Merging history of multiple branches from merged subrepository in mercurial

votes

I'm starting with a Mercurial repository which has multiple subrepositories that I'm trying to merge into it, as if they had always been a part of the main repository. They should have never been subrepositories in the first place.

I put together a process to convert the old history into a single repository:

Take a sub-repo and hg convert it using --filemap to move everything into a subdirectory with the name of the directory it should end up in, as described here: Join multiple subrepos into one and preserve history in Mercurial
Grab a list of revision from each of the repositories using Clay Lenhart's answer here: Is it possible to manually change/reorder the revision numbers (provided topology remains the same)?
Sort all the revisions by date, from all the repositories to be merged.
Pull each revision, one by one, into a single new repository.
Do an hg convert on the resulting repository using a python script, as described here: https://www.mercurial-scm.org/wiki/ConvertExtension#Customization, to strip out references to the subrepository in .hgsub and .hgsubstate files
Manually merge the branches.

The problem I'm left with is that the history is unusable, i.e. I can't go back and update to a specific version, because each branch only has its own data. So let's say my main repo is A and my subrepos are B and C: if I update to history of branch A, it doesn't have the files from branch B or branch C, and if I update to history of branch B, it doesn't have files from branch A or branch C.

What I want is some way to merge the whole history together, so it is mostly a single branch, and the files from all the branches appear in each commit. Is there a way to convert it so all the history of the branches are merged, and not just a single merge at the very end?

mergemercurial

2 Answers

votes

While I do not have a canned process for you, I can tell you where things go wrong, and that's in steps 3-6. What you want to do is:

List all the revisions in all subprojects, using the superproject / master repo to control which revisions are grouped-together into what order. (You can do this on the fly as a part of step 4.)
Bring in (pull) the next revision(s) from the next repository/ies according to the sequencing obtained in step 3. If the superproject says that the next commit uses rev 41 of subproject A with rev 97 of subproject B and rev 11 of subproject C, those are the three to bring in. Then collapse them down to a single revision that does not reference any subprojects (e.g., using hg histedit if that seems suitable).

There is no step 5, and there is no step 6, as there is nothing to merge at this point: the combining happened in step 4.

votes

I have a working process now. Instead of doing a pull --force for each step:

First decide the overall order to import from each repository. The stuff in [] are variables.
(In source repo, export the changeset): hg export --git -r [OldID] -o [TempPath]\patch[OldID]
(In target repo, choose the parent): hg update --clean [ParentID]
(In target repo, import the changeset): hg import [TempPath]\patch[ID] --import-branch --bypass
(In target repo, grab the node for later use): hg log -T "{rev} {node}" -r [NewID]

This works because the patch doesn't carry the full version information, just what has changed. It doesn't expect the parent to match up to where it was exported from, just the files you're patching. And since each patch only affects files from one branch on one repository, this is a perfectly reasonable thing to assume.
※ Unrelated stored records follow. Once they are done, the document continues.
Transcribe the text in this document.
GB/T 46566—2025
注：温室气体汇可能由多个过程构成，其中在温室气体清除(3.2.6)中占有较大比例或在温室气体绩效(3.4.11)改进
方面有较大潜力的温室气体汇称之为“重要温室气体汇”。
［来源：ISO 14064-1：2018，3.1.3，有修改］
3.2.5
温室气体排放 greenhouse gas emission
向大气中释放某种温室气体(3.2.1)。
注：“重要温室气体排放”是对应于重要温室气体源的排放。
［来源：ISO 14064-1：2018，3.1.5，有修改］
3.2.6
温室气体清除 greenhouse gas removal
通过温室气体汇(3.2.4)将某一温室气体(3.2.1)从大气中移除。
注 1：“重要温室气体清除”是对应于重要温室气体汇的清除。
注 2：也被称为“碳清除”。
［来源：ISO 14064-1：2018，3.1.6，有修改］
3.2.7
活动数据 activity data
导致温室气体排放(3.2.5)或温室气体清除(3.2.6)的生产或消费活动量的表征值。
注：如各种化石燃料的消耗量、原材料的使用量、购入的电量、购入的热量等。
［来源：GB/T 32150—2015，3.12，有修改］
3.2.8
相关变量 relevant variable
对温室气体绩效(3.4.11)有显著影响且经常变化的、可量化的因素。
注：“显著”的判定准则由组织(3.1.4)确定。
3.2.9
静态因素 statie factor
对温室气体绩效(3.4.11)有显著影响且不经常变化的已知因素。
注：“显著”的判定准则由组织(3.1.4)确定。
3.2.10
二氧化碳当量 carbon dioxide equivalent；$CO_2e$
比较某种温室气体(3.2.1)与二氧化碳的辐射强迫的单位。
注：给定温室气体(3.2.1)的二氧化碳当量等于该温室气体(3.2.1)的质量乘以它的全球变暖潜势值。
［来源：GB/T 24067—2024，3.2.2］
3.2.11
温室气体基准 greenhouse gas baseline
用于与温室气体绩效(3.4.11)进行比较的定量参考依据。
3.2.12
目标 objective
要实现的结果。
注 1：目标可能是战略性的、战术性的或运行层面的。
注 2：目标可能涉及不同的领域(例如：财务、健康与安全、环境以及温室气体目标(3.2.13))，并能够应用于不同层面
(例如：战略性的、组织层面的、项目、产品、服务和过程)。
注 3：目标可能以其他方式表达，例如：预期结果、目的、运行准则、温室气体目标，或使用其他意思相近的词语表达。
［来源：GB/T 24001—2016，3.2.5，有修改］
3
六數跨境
Changesets which are merges are a bit trickier. I have to edit the patch file to match up its source node ID to the newly imported node ID. This is why we must capture the node ID in step 5 above. You can import a merge changeset as long as you use --exact, but that doesn't work unless the 3 nodes in the patch file match the actual nodes in the repository.

So in case of a merge, after step 2 above, modify the patch file so each "# Parent" matches the correct parent node ID in the target repository. Then after it has been imported, update the patch file again, this time replacing "# Node ID" with the imported node ID.

At this point, the patch file should have all 3 accurate node IDs, and a "hg import --exact --bypass" will work. This second time you import the patch, it will overwrite the existing node you already imported, but it will mark it as a merge between the proper nodes.

The other slightly tricky part is to make sure merges are correctly parented. Each merge is defined in terms of 1 branch merging into the other. If you choose the wrong parent, the merge will fail. So we define the main branch as the branch which all other branches were merged into. When merging two repositories together, you have to start at the tip and follow the main branch back to the beginning. Only the main branches from each repository should be concatenated together, and the other branches stay as separate branches.